Colombian geologist Sara Polanco uses computer game-like river modeling software to understand the processes that create and connect river networks, hopefully providing the tools to help better manage water resources in the future .
“This software allows me to simulate the evolution of rivers under different scenarios,” says Polanco. “In a way, it’s like a video game in which I create different worlds, based on real landscapes, and I control the formation of mountains, the climate and sea level.”
She is currently a lecturer in the School of Geosciences at the University of Sydney and says that despite the key role rivers play in society, more research is needed to understand the fundamental factors that cause rivers to change over time. millions of years.
“Rivers are our planet’s bloodlines…they provide water, nutrients and living space for over 90% of the human population,” she says, adding that the greatest opportunity of this project is that a controlled virtual environment allows it to provide key information to sustainably manage groundwater resources stored in ancient river deposits.
“The lack of basic understanding of the evolution of rivers hampers humanity’s ability to prepare for their future environmental changes and to effectively manage the water resources stored in their ancient underground river deposits,” Polanco said.
From the Andes to Australia
Polanco says she grew up in Colombia, surrounded by the Andes.
“As a child, these tremendous landscapes stimulated a deep curiosity in me,” she says, “I spent hours wondering how these mountains and rivers formed and dictated where we lived.”
Polanco says she had a Eureka moment in high school when she learned how fractal geometry could be used to measure the overall “roughness” of coastlines, river basins and mountains.
“To combine my passion for landscapes and science, I decided to do my undergraduate degree in Earth Sciences,” she says, “It was then that I learned many fascinating aspects of Australian geology.
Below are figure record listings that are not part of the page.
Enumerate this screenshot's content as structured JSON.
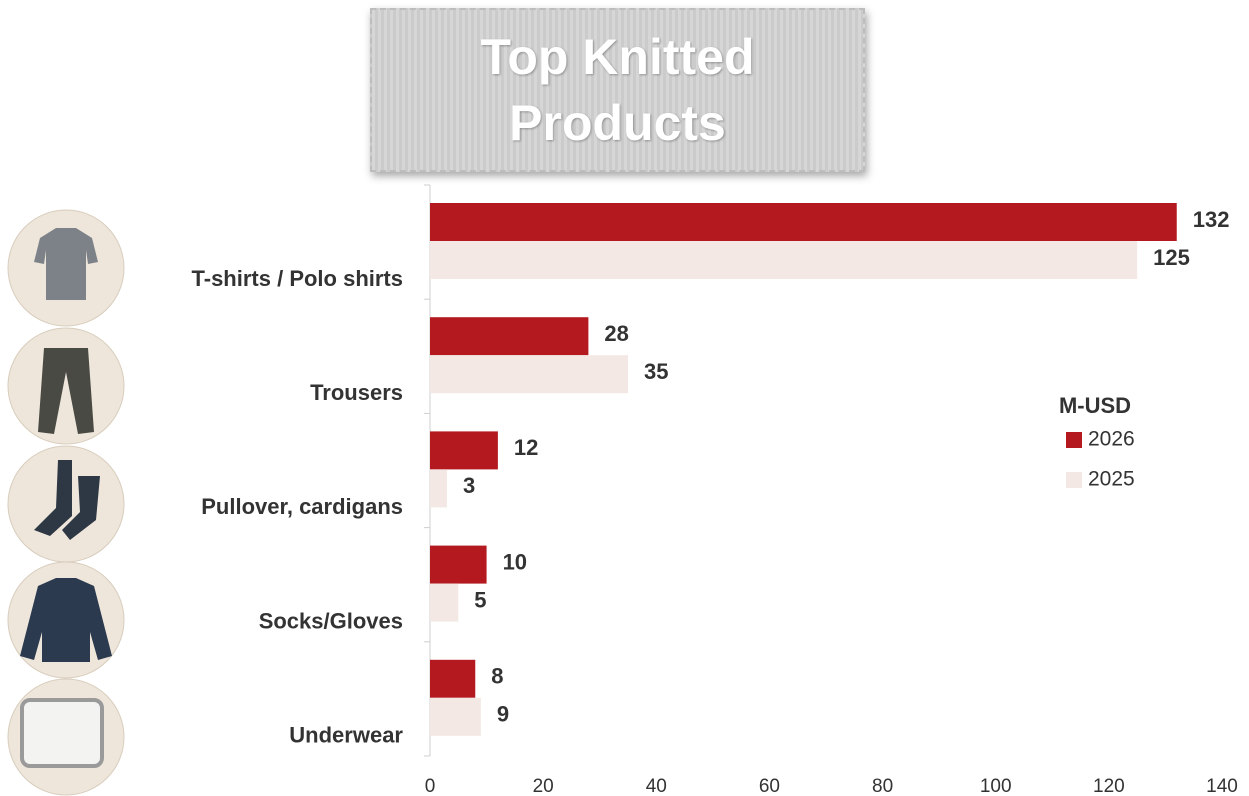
{
  "chart_data": {
    "type": "hbar",
    "title": "Top Knitted Products",
    "categories": [
      "T-shirts / Polo shirts",
      "Trousers",
      "Pullover, cardigans",
      "Socks/Gloves",
      "Underwear"
    ],
    "series": [
      {
        "name": "2026",
        "color": "#b3191e",
        "values": [
          132,
          28,
          12,
          10,
          8
        ]
      },
      {
        "name": "2025",
        "color": "#f3e8e4",
        "values": [
          125,
          35,
          3,
          5,
          9
        ]
      }
    ],
    "legend_title": "M-USD",
    "legend": "right",
    "xlim": [
      0,
      140
    ],
    "xticks": [
      0,
      20,
      40,
      60,
      80,
      100,
      120,
      140
    ]
  }
}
Polanco wondered why the old Australian landscapes were so different from the young Colombian topography
“Why do some rivers flow into central Australia instead of the sea?” she says, “Why do these Australian rivers and lakes only fill four times a century?”
During her undergraduate studies, Polanco says, living in Australia and studying one of these landscapes seemed like an unattainable dream.
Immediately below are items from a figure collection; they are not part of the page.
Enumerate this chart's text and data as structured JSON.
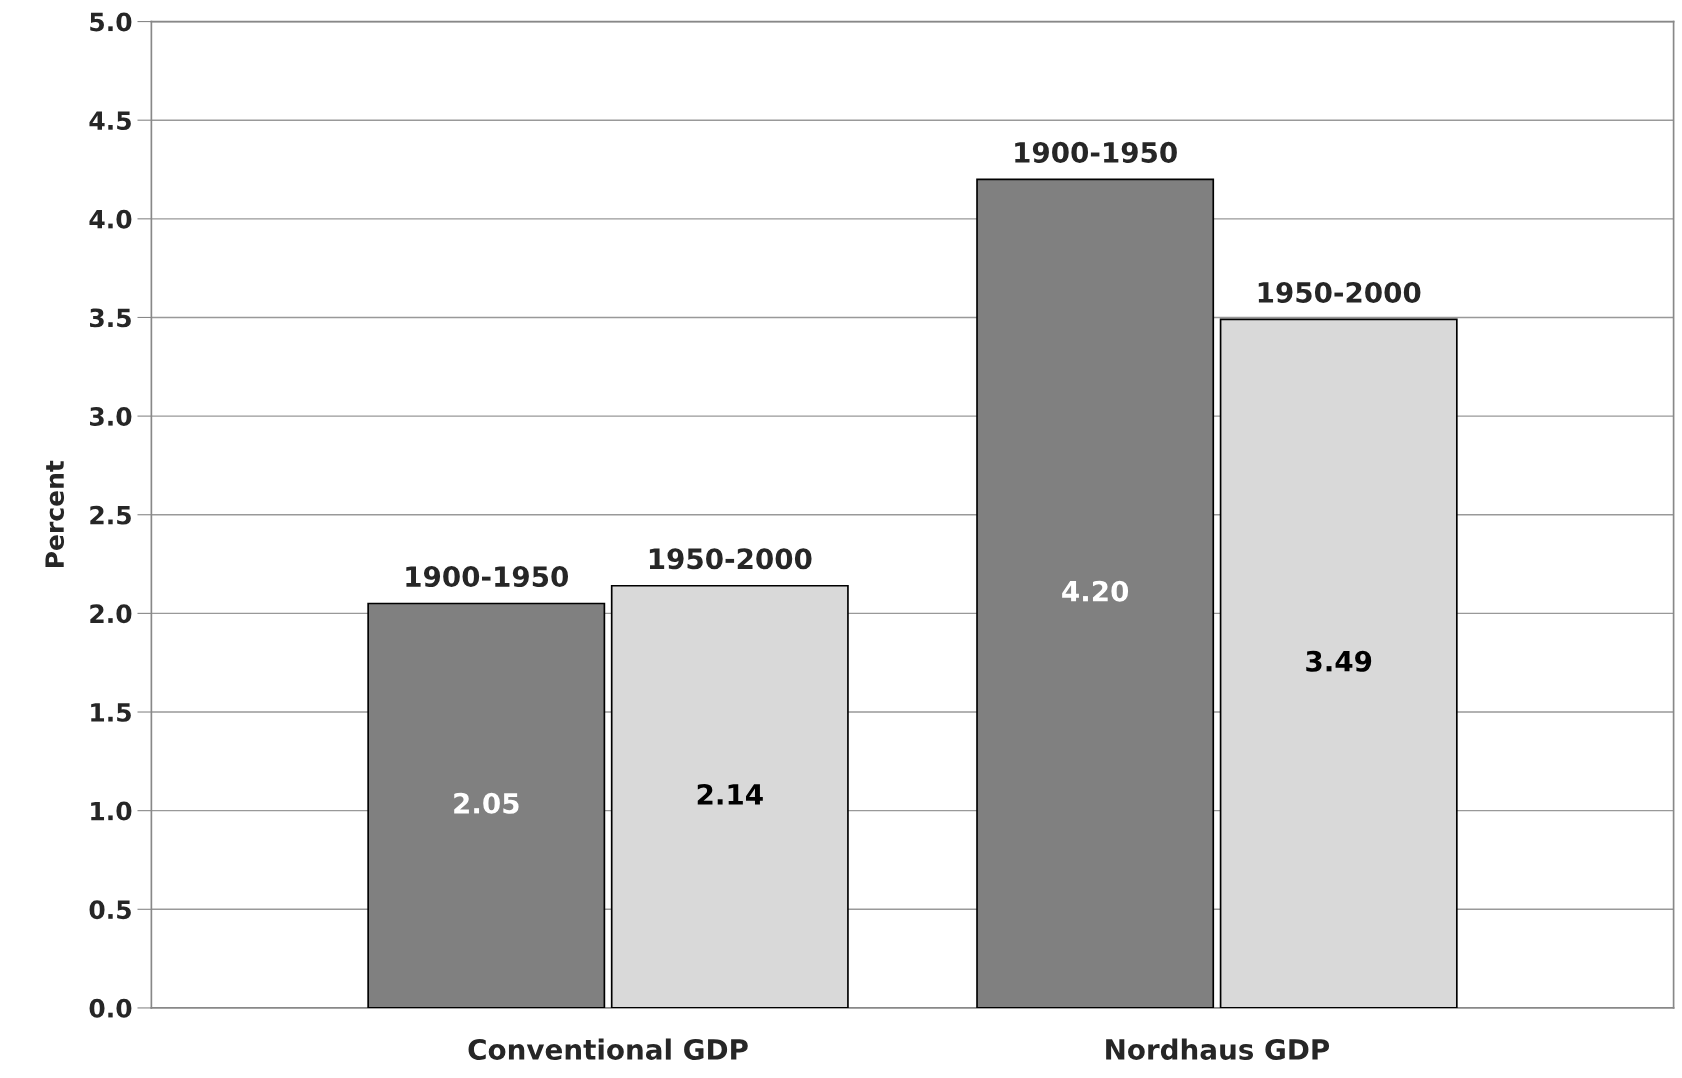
{
  "chart_data": {
    "type": "bar",
    "ylabel": "Percent",
    "categories": [
      "Conventional GDP",
      "Nordhaus GDP"
    ],
    "series": [
      {
        "name": "1900-1950",
        "color": "#808080",
        "values": [
          2.05,
          4.2
        ],
        "value_labels": [
          "2.05",
          "4.20"
        ]
      },
      {
        "name": "1950-2000",
        "color": "#d9d9d9",
        "values": [
          2.14,
          3.49
        ],
        "value_labels": [
          "2.14",
          "3.49"
        ]
      }
    ],
    "ylim": [
      0,
      5
    ],
    "yticks": [
      {
        "value": 0,
        "label": "0.0"
      },
      {
        "value": 0.5,
        "label": "0.5"
      },
      {
        "value": 1,
        "label": "1.0"
      },
      {
        "value": 1.5,
        "label": "1.5"
      },
      {
        "value": 2,
        "label": "2.0"
      },
      {
        "value": 2.5,
        "label": "2.5"
      },
      {
        "value": 3,
        "label": "3.0"
      },
      {
        "value": 3.5,
        "label": "3.5"
      },
      {
        "value": 4,
        "label": "4.0"
      },
      {
        "value": 4.5,
        "label": "4.5"
      },
      {
        "value": 5,
        "label": "5.0"
      }
    ],
    "grid": "y",
    "legend": false
  }
}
“To move towards realizing my dream, I applied for a PhD in Australia where part of my doctoral research focused on understanding the unique river systems of Kati Thanda-Lake Eyre, the lake that gave me captivated since I was an undergraduate in Colombia,” she says, adding that she has now lived for ten years in Australia, a place I now call home.
“I also live surrounded by 200 million year old fluvial deposits in the Blue Mountains, which are a constant source of inspiration,” says Polanco.
Another Colombian researcher with a passion for geology and water resources is Miriam Rios-Sanchez.
Rios-Sanchez was pursuing a major in geology and training as a volcanologist before a quirk of fate took her into the field of hydrogeology, the study of where and how groundwater moves through the earth’s crust.